For a more extended discussion, see this excellent LinkedIn post from Andy Pennell, a principal engineer at Microsoft with a deep technical understanding of Sonos systems. He created one of the most successful third-party Sonos apps for Windows Phone and worked directly with Sonos on their official Windows Phone 8 app.

https://www.linkedin.com/pulse/what-happened-sonos-app-techn...

jdswain · 8 months ago
I've implemented both UPnP discovery and mDNS, and mDNS was quite a bit easier to make reliable than UPnP. However, if they did have a reliable UPnP system, it would almost certainly destabilise the software for any transition like this. There's just so many different network issues to deal with, it's tough to debug when a user reports a problem and it's probably an issue with their router which is only sold in Germany. It is very frustrating class of bugs, when the app just doesn't find devices on the network.
jdswain commented on Ask HN: Is it wrong to use my personal laptop for work?    · Posted by u/throw142345888
paulcole · 10 months ago
Almost everybody here is going to say to not do it but I’ll go the other way.

You only live once and you want to do it, so why not?

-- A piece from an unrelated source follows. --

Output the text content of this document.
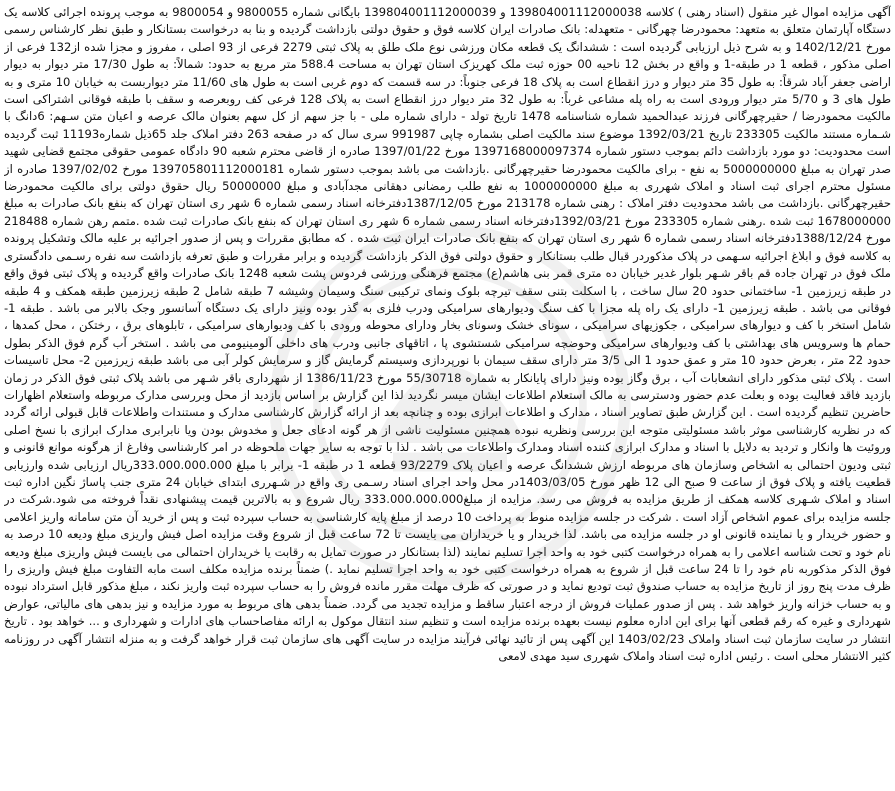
آگهی مزایده اموال غیر منقول (اسناد رهنی ) کلاسه 139804001112000038 و 139804001112000039 بایگانی شماره 9800055 و 9800054 به موجب پرونده اجرائی کلاسه یک دستگاه آپارتمان متعلق به متعهد: محمودرضا چهرگانی - متعهدله: بانک صادرات ایران کلاسه فوق و حقوق دولتی بازداشت گردیده و بنا به درخواست بستانکار و طبق نظر کارشناس رسمی مورخ 1402/12/21 و به شرح ذیل ارزیابی گردیده است : ششدانگ یک قطعه مکان ورزشی نوع ملک طلق به پلاک ثبتی 2279 فرعی از 93 اصلی ، مفروز و مجزا شده از132 فرعی از اصلی مذکور ، قطعه 1 در طبقه-1 و واقع در بخش 12 ناحیه 00 حوزه ثبت ملک کهریزک استان تهران به مساحت 588.4 متر مربع به حدود: شمالاً: به طول 17/30 متر دیوار به دیوار اراضی جعفر آباد شرقاً: به طول 35 متر دیوار و درز انقطاع است به پلاک 18 فرعی جنوباً: در سه قسمت که دوم غربی است به طول های 11/60 متر دیواربست به خیابان 10 متری و به طول های 3 و 5/70 متر دیوار ورودی است به راه پله مشاعی غرباً: به طول 32 متر دیوار درز انقطاع است به پلاک 128 فرعی کف روبعرصه و سقف با طبقه فوقانی اشتراکی است مالکیت محمودرضا / حقیرچهرگانی فرزند عبدالحمید شماره شناسنامه 1478 تاریخ تولد - دارای شماره ملی - با جز سهم از کل سهم بعنوان مالک عرصه و اعیان متن سـهم: 6دانگ با شـماره مستند مالکیت 233305 تاریخ 1392/03/21 موضوع سند مالکیت اصلی بشماره چاپی 991987 سری سال که در صفحه 263 دفتر املاک جلد 65ذیل شماره11193 ثبت گردیده است محدودیت: دو مورد بازداشت دائم بموجب دستور شماره 1397168000097374 مورخ 1397/01/22 صادره از قاضی محترم شعبه 90 دادگاه عمومی حقوقی مجتمع قضایی شهید صدر تهران به مبلغ 5000000000 به نفع - برای مالکیت محمودرضا حقیرچهرگانی .بازداشت می باشد بموجب دستور شماره 139705801112000181 مورخ 1397/02/02 صادره از مسئول محترم اجرای ثبت اسناد و املاک شهرری به مبلغ 1000000000 به نفع طلب رمضانی دهقانی مجدآبادی و مبلغ 50000000 ریال حقوق دولتی برای مالکیت محمودرضا حقیرچهرگانی .بازداشت می باشد محدودیت دفتر املاک : رهنی شماره 213178 مورخ 1387/12/05دفترخانه اسناد رسمی شماره 6 شهر ری استان تهران که بنفع بانک صادرات به مبلغ 1678000000 ثبت شده .رهنی شماره 233305 مورخ 1392/03/21دفترخانه اسناد رسمی شماره 6 شهر ری استان تهران که بنفع بانک صادرات ثبت شده .متمم رهن شماره 218488 مورخ 1388/12/24دفترخانه اسناد رسمی شماره 6 شهر ری استان تهران که بنفع بانک صادرات ایران ثبت شده . که مطابق مقررات و پس از صدور اجرائیه بر علیه مالک وتشکیل پرونده به کلاسه فوق و ابلاغ اجرائیه سـهمی در پلاک مذکوردر قبال طلب بستانکار و حقوق دولتی فوق الذکر بازداشت گردیده و برابر مقررات و طبق تعرفه بازداشت سه نفره رسـمی دادگستری ملک فوق در تهران جاده قم باقر شـهر بلوار غدیر خیابان ده متری قمر بنی هاشم(ع) مجتمع فرهنگی ورزشی فردوس پشت شعبه 1248 بانک صادرات واقع گردیده و پلاک ثبتی فوق واقع در طبقه زیرزمین 1- ساختمانی حدود 20 سال ساخت ، با اسکلت بتنی سقف تیرچه بلوک ونمای ترکیبی سنگ وسیمان وشیشه 7 طبقه شامل 2 طبقه زیرزمین طبقه همکف و 4 طبقه فوقانی می باشد . طبقه زیرزمین 1- دارای یک راه پله مجزا با کف سنگ ودیوارهای سرامیکی ودرب فلزی به گذر بوده ونیز دارای یک دستگاه آسانسور وجک بالابر می باشد . طبقه 1- شامل استخر با کف و دیوارهای سرامیکی ، جکوزیهای سرامیکی ، سونای خشک وسونای بخار ودارای محوطه ورودی با کف ودیوارهای سرامیکی ، تابلوهای برق ، رختکن ، محل کمدها ، حمام ها وسرویس های بهداشتی با کف ودیوارهای سرامیکی وحوضچه سرامیکی شستشوی پا ، اتاقهای جانبی ودرب های داخلی آلومینیومی می باشد . استخر آب گرم فوق الذکر بطول حدود 22 متر ، بعرض حدود 10 متر و عمق حدود 1 الی 3/5 متر دارای سقف سیمان با نورپردازی وسیستم گرمایش گاز و سرمایش کولر آبی می باشد طبقه زیرزمین 2- محل تاسیسات است . پلاک ثبتی مذکور دارای انشعابات آب ، برق وگاز بوده ونیز دارای پایانکار به شماره 55/30718 مورخ 1386/11/23 از شهرداری باقر شـهر می باشد پلاک ثبتی فوق الذکر در زمان بازدید فاقد فعالیت بوده و بعلت عدم حضور ودسترسی به مالک استعلام اطلاعات ایشان میسر نگردید لذا این گزارش بر اساس بازدید از محل وبررسی مدارک مربوطه واستعلام اظهارات حاضرین تنظیم گردیده است . این گزارش طبق تصاویر اسناد ، مدارک و اطلاعات ابرازی بوده و چنانچه بعد از ارائه گزارش کارشناسی مدارک و مستندات واطلاعات قابل قبولی ارائه گردد که در نظریه کارشناسی موثر باشد مسئولیتی متوجه این بررسی ونظریه نبوده همچنین مسئولیت ناشی از هر گونه ادعای جعل و مخدوش بودن ویا نابرابری مدارک ابرازی با نسخ اصلی وروئیت ها وانکار و تردید به دلایل با اسناد و مدارک ابرازی کننده اسناد ومدارک واطلاعات می باشد . لذا با توجه به سایر جهات ملحوظه در امر کارشناسی وفارغ از هرگونه موانع قانونی و ثبتی ودیون احتمالی به اشخاص وسازمان های مربوطه ارزش ششدانگ عرصه و اعیان پلاک 93/2279 قطعه 1 در طبقه 1- برابر با مبلغ 333.000.000.000ریال ارزیابی شده وارزیابی قطعیت یافته و پلاک فوق از ساعت 9 صبح الی 12 ظهر مورخ 1403/03/05در محل واحد اجرای اسناد رسـمی ری واقع در شـهرری ابتدای خیابان 24 متری جنب پاساژ نگین اداره ثبت اسناد و املاک شـهری کلاسه همکف از طریق مزایده به فروش می رسد. مزایده از مبلغ333.000.000.000 ریال شروع و به بالاترین قیمت پیشنهادی نقداً فروخته می شود.شرکت در جلسه مزایده برای عموم اشخاص آزاد است . شرکت در جلسه مزایده منوط به پرداخت 10 درصد از مبلغ پایه کارشناسی به حساب سپرده ثبت و پس از خرید آن متن سامانه واریز اعلامی و حضور خریدار و یا نماینده قانونی او در جلسه مزایده می باشد. لذا خریدار و یا خریداران می بایست تا 72 ساعت قبل از شروع وقت مزایده اصل فیش واریزی مبلغ ودیعه 10 درصد به نام خود و تحت شناسه اعلامی را به همراه درخواست کتبی خود به واحد اجرا تسلیم نمایند (لذا بستانکار در صورت تمایل به رقابت یا خریداران احتمالی می بایست فیش واریزی مبلغ ودیعه فوق الذکر مذکوربه نام خود را تا 24 ساعت قبل از شروع به همراه درخواست کتبی خود به واحد اجرا تسلیم نماید .) ضمناً برنده مزایده مکلف است مابه التفاوت مبلغ فیش واریزی را ظرف مدت پنج روز از تاریخ مزایده به حساب صندوق ثبت تودیع نماید و در صورتی که ظرف مهلت مقرر مانده فروش را به حساب سپرده ثبت واریز نکند ، مبلغ مذکور قابل استرداد نبوده و به حساب خزانه واریز خواهد شد . پس از صدور عملیات فروش از درجه اعتبار ساقط و مزایده تجدید می گردد. ضمناً بدهی های مربوط به مورد مزایده و نیز بدهی های مالیاتی، عوارض شهرداری و غیره که رقم قطعی آنها برای این اداره معلوم نیست بعهده برنده مزایده است و تنظیم سند انتقال موکول به ارائه مفاصاحساب های ادارات و شهرداری و ... خواهد بود . تاریخ انتشار در سایت سازمان ثبت اسناد واملاک 1403/02/23 این آگهی پس از تائید نهائی فرآیند مزایده در سایت آگهی های سازمان ثبت قرار خواهد گرفت و به منزله انتشار آگهی در روزنامه کثیر الانتشار محلی است . رئیس اداره ثبت اسناد واملاک شهرری سید مهدی لامعی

Because there might be some malware that’ll screw things up? Unlikely on a Mac.

Because there might be a lawsuit where your personal computer ends up as evidence? Almost certainly not going to happen.

Be cause it’s good evidence for a vindictive boss to use to fire you? Yeah whatever if somebody wants to fire you they’re going to do it anyway.

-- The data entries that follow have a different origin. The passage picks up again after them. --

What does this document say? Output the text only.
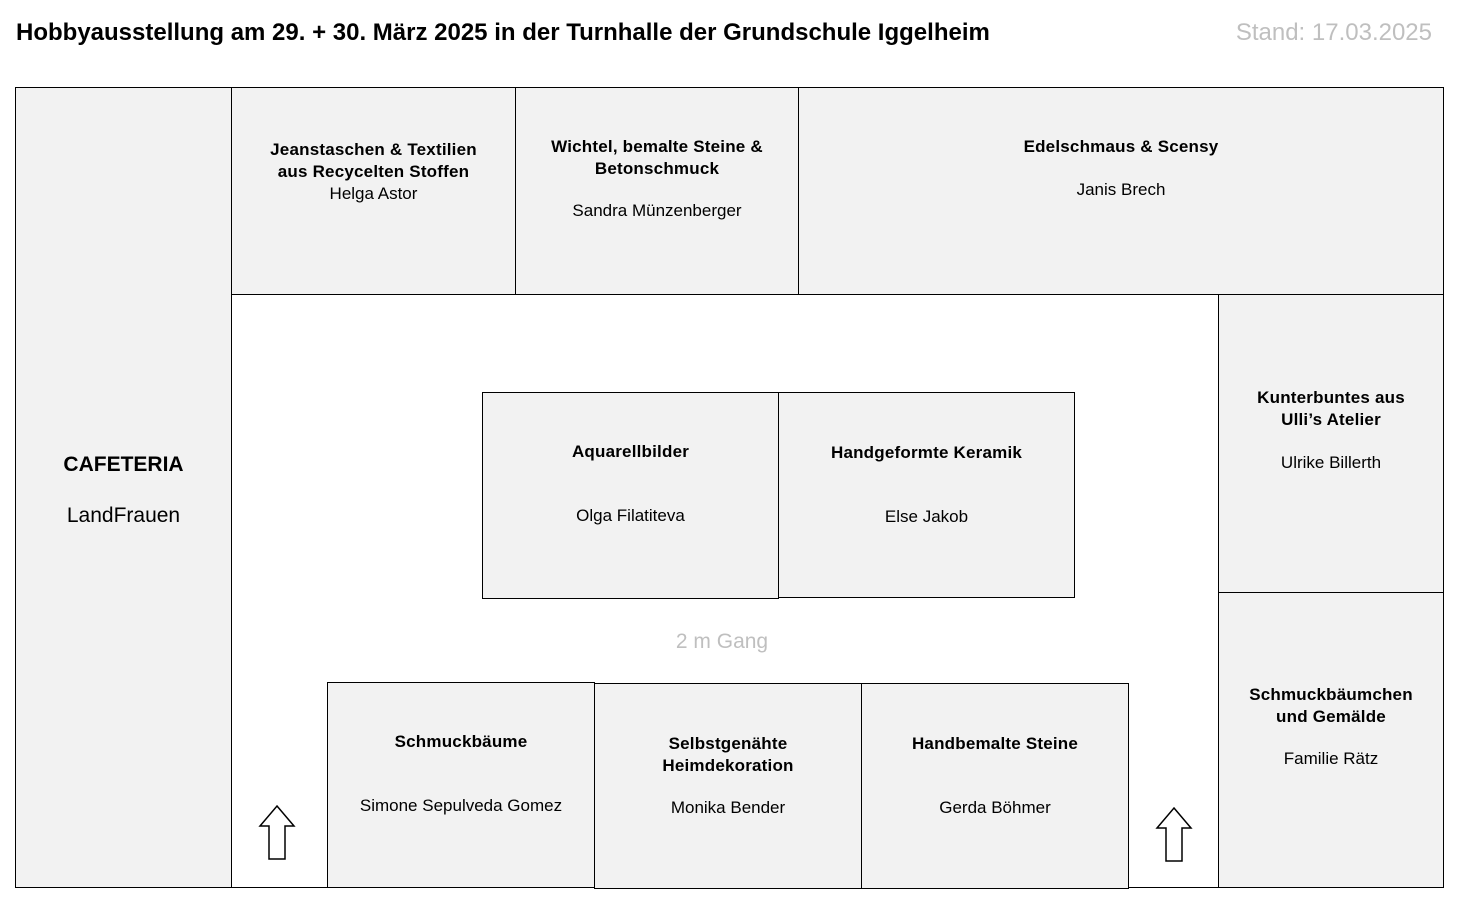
Hobbyausstellung am 29. + 30. März 2025 in der Turnhalle der Grundschule Iggelheim	Stand: 17.03.2025
CAFETERIA
LandFrauen
Jeanstaschen & Textilien
aus Recycelten Stoffen
Helga Astor
Wichtel, bemalte Steine &
Betonschmuck
Sandra Münzenberger
Edelschmaus & Scensy
Janis Brech
Kunterbuntes aus
Ulli’s Atelier
Ulrike Billerth
Schmuckbäumchen
und Gemälde
Familie Rätz
Aquarellbilder
Olga Filatiteva
Handgeformte Keramik
Else Jakob
2 m Gang
Schmuckbäume
Simone Sepulveda Gomez
Selbstgenähte
Heimdekoration
Monika Bender
Handbemalte Steine
Gerda Böhmer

If you can accept that this is a weird thing to do and might have some risk associated with it, go nuts.

jdswain · 10 months ago
I liked this comment because it said what I was basically thinking. In my last job I kept everything seperate, a lot of people didn't and when we all got made redundant, I just closed my work laptop and walked away, some of the others were scrambling to disentangle everything and had all sorts of problems.

But in my new job I'm doing work on my personal laptop. It started because, I travel by plane to work regularly. I was carrying three laptops, my personal one, my work one, and one provided by my current client. It was just so much easier to combine everything into one laptop and just carry that. It's working out really well. Before I was constantly moving from one laptop to another just to check messages.

I think doing work on your personal computer is less bad than having personal stuff on your work computer, I wouldn't do that.